The results indicate that the combined hydrometallurgical-electrodialytic cell allows the extraction of Li and Co from the particles and the separation of the metals in a catholyte solution. Furthermore, it would be possible to selectively separate the metals, as cobalt metal can be obtained via electrodeposition at the cathode surface. The experiments indicated that the dissolution of the solid particles limits the time efficiency of the technique. Future work is planned to evaluate the performance of this kind of set-up in combination with reducing agents and optimizing the applied electrical current to the dissolution of the solid particles.

4. Conclusions

This paper presents an innovative experimental technique that combines hydrometallurgical extraction with electrodialytic cells for the selective recovery of Li and Co from lithium-ion battery waste. The experiments carried out in this paper were focused on LiCoO₂, but the technique has the potential to be applied to different kinds of cathode scraps from spent batteries.

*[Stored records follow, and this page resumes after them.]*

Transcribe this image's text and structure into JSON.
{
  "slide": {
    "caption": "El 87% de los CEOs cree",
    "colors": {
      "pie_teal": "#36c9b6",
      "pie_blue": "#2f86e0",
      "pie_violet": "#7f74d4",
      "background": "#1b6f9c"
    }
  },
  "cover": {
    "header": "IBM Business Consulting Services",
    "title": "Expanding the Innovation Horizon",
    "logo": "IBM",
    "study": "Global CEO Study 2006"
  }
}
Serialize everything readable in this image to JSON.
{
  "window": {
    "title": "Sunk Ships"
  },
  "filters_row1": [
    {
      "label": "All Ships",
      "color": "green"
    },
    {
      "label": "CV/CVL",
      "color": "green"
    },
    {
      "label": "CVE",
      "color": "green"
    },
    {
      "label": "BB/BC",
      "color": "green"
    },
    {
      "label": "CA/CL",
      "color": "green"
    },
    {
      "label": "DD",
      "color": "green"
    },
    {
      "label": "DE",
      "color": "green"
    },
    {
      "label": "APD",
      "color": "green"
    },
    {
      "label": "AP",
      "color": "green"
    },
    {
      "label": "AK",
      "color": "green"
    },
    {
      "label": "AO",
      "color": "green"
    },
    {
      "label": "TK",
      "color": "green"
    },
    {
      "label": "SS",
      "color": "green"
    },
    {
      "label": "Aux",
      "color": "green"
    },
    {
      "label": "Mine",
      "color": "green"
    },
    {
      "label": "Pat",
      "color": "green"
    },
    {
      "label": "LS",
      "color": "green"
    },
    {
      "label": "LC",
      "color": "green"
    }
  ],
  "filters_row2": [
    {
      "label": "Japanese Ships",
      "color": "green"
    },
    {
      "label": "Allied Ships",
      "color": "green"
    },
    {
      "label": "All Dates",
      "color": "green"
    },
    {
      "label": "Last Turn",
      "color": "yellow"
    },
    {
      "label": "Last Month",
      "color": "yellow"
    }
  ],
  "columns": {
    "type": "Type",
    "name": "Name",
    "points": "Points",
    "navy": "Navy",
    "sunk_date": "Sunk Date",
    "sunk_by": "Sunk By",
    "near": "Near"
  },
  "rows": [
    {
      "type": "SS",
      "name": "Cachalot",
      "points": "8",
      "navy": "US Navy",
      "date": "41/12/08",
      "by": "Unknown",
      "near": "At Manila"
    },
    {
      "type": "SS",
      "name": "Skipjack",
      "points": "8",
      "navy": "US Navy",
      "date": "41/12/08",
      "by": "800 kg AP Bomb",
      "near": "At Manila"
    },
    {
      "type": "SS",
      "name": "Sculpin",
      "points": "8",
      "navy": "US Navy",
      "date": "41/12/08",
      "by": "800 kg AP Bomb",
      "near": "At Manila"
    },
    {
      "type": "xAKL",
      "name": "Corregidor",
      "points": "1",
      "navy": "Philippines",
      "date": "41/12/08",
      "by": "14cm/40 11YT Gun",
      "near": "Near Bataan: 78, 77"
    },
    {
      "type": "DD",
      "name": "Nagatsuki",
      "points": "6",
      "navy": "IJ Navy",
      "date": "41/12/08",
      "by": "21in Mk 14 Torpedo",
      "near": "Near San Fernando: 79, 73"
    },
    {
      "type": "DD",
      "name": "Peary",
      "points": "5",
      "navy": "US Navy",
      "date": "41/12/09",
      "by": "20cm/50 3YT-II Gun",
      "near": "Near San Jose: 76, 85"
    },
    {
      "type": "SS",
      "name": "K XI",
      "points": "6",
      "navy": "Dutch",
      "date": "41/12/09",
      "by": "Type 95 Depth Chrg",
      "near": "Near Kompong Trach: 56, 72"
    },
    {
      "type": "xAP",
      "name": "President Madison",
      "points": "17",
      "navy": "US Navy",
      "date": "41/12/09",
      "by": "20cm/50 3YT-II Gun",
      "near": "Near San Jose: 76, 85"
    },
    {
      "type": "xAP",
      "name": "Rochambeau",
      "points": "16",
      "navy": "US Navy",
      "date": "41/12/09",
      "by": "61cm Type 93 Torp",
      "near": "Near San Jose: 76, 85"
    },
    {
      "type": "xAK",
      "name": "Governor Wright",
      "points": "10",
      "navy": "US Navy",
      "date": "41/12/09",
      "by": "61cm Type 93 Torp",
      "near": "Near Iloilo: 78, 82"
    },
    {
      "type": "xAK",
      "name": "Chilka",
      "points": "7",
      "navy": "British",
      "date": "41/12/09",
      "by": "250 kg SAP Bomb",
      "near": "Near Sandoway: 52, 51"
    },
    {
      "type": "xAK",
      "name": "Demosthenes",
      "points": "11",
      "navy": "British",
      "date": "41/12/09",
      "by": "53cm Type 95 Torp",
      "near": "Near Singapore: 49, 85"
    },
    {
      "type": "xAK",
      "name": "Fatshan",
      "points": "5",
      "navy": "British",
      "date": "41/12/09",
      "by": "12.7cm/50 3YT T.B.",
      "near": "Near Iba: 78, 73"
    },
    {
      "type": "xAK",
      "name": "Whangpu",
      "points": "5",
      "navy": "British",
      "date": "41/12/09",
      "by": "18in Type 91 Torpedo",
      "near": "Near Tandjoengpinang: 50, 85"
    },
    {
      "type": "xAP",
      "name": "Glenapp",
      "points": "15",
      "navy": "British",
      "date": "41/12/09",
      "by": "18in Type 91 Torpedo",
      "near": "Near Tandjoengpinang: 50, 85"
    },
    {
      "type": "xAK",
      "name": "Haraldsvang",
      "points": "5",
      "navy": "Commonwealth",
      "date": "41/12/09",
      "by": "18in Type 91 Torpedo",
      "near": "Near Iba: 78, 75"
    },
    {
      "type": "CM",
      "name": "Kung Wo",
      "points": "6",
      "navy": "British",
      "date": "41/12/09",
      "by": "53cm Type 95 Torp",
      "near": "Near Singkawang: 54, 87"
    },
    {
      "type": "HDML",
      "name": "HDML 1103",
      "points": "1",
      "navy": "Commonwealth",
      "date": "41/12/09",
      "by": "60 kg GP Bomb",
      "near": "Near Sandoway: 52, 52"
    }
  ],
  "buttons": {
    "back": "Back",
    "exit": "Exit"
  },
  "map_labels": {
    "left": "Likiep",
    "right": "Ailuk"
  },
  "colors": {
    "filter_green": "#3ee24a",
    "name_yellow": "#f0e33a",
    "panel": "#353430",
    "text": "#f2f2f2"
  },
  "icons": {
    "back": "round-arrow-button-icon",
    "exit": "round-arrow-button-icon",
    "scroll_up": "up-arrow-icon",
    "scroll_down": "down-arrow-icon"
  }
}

The results indicate that it is possible to produce a selective separation of the target metals without the addition of a continuous inlet of extracting agents. In the hydrometallurgical–electrodialytic procedure, the electrolysis reactions would provide the necessary acid media for the dissolution of the metals, while the suggested combination of cation-exchange membranes keep the extracting agents within a closed well-stirred fluid.